[26]

5.4K 702 231
                                    

Jihoon tersentak dari tidurnya yang terasa amat panjang. Ia memijat pelipisannya pelan sebelum bangun dan meneguk segelas air putih yang tersedia di meja nakasnya.

Sedikit berpikir untuk mengingat-ingat mimpi aneh yang ia alami sebelum terbangun di kamarnya.

Mimpi yang sialnya tidak bisa Jihoon ingat sama sekali karena pikirannya terasa kosong, segalanya terasa hampa dan menghilang.

Terasa sesak begitu ia mengingat kejadian semalam.

Semalam...

Buru-buru Jihoon mengambil ponselnya, hanya untuk memeriksa waktu yang sial seribu kali sial sudah menujukan pukul sepuluh pagi.

Ia mengumpat dalam hati, bisa-bisanya ia bangun siang hari. Benar-benar aneh, karena apapun yang terjadi, selelah apapun Jihoon, ia tidak akan pernah bangun siang.

Desahan gundah lolos dari bilah si Maret, mengusak rambutnya begitu kasar kala ingatannya kembali melayang pada pertengkarannya dengan

Dengan...

Dengan siapa...

Jihoon berpikir keras, siapa... Siapa yang ia ajak bertengkar dan kenapa dia bertengkar dengannya?

Apa yang terjadi semalam, kenapa Jihoon ingat ia bertengkar dengan seseorang tapi tidak ingat siapa atau apa yang menjadi alasan pertengkarannya itu?

Sampai sebuah nama bergema keras dalam kepala dan hatinya. Memenuhi ruang kosong itu dan Jihoon terhenyak seolah menerima sengatan listrik jutaan volt.

Jantungnya berderu hebat, keringat dingin tak lagi bisa ia tahan. Ribuan prasangka buruk memenuhi segala yang tersisa dalam benaknya, membawa Jihoon pada ketakutan terbesar dalam hidupnya.

Secepat mungkin Jihoon berlari, keluar dari kamarnya dan mengendarai motor tanpa peduli pada Seolhee, pada penampilannya ataupun pada pengendara lain yang marah karena Jihoon mengemudi ugal-ugalan.

Jihoon tidak peduli apapun selain kekasihnya, bahkan mati sekalipun Jihoon tidak masalah asal apa yang ia pikiran tidak benar-benar terjadi.

Begitu ia sampai di kosan, Jihoon langsung memanjat pagar yang menghalangi, tidak mau repot-repot menekan bel dan menunggu seseorang membukakannya.

Menerobos masuk tidak sopan, membuat para penghuni terperanjat heran.

"Heh, ada apa?"

Tak Jihoon hiraukan, yang dilakukannya hanya berjalan menuju kamar dengan pintu yang ditempeli banyak catatan pengingat.
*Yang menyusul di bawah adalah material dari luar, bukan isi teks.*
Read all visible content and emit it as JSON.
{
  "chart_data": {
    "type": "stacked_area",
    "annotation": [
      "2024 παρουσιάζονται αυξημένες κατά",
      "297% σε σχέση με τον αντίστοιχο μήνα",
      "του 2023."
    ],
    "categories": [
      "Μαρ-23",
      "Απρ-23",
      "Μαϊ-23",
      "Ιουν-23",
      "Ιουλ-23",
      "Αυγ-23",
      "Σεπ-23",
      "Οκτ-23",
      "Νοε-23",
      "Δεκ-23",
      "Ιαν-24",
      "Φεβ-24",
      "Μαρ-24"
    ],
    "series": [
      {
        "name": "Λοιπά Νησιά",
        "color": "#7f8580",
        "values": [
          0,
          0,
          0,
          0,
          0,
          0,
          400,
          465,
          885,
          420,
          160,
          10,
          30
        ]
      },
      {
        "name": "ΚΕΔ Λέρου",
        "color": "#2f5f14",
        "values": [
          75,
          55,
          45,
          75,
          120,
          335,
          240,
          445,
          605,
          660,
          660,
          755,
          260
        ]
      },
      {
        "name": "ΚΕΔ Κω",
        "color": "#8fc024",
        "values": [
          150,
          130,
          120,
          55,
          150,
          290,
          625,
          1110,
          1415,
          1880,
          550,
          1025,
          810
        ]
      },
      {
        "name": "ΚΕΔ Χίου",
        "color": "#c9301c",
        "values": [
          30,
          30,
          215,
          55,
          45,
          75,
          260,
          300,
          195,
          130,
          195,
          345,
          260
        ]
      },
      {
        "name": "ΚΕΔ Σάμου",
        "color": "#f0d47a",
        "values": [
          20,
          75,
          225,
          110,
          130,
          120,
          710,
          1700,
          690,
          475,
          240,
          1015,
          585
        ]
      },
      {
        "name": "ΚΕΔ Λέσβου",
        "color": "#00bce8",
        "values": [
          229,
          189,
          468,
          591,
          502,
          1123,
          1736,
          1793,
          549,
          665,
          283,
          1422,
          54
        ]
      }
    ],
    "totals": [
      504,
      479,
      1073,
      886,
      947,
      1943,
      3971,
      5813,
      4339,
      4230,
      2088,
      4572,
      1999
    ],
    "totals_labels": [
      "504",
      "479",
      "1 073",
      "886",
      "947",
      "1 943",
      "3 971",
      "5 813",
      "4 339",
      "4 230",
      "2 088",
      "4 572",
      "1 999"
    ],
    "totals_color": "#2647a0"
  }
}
Persis seperti pertama kali Jihoon mengunjungi kamar itu.

Air matanya hampir terjun begitu ia mengingatnya.

"Kak, buka pintunya. Kamu nggak bener-bener ngelakuin apa yang kamu bilang, 'kan?" ada rasa takut dalam kalimatnya, terselip begitu jelas.

"Kamu nggak ninggalin aku, 'kan?" karena Jihoon tidak merasakan ikatan apa-apa dengan Hyunsuk, ia bahkan tidak merasakan keberadaan Hyunsuk dan sesuatu terasa menghilang darinya.

Jihoon mengetuk-ngetuk pintu itu tidak sabar, mengabaikan Yohan yang mengatakan mungkin Hyunsuk masih tertidur.

"Kak, aku mohon. Kamu punya waktu tiga detik buat keluar atau aku masuk paksa."

Tiga detik berlalu dan Hyunsuk tak kunjung menampakkan hidungnya. Membuat Jihoon secara tidak sabaran mendobrak pintu itu sekuat tenaga.

Dan Jihoon langsung menyesalinya.

Jihoon ingin kembali ke rumahnya, ingin kembali tidur dan tidak akan pernah bangun untuk selama-lamanya.

Tidak jika sosok kecil yang seharusnya Jihoon dekap sepenuh hati kini malah terbaring kaku di atas kasur penuh darah, bersimbah memenuhi fabric putih itu.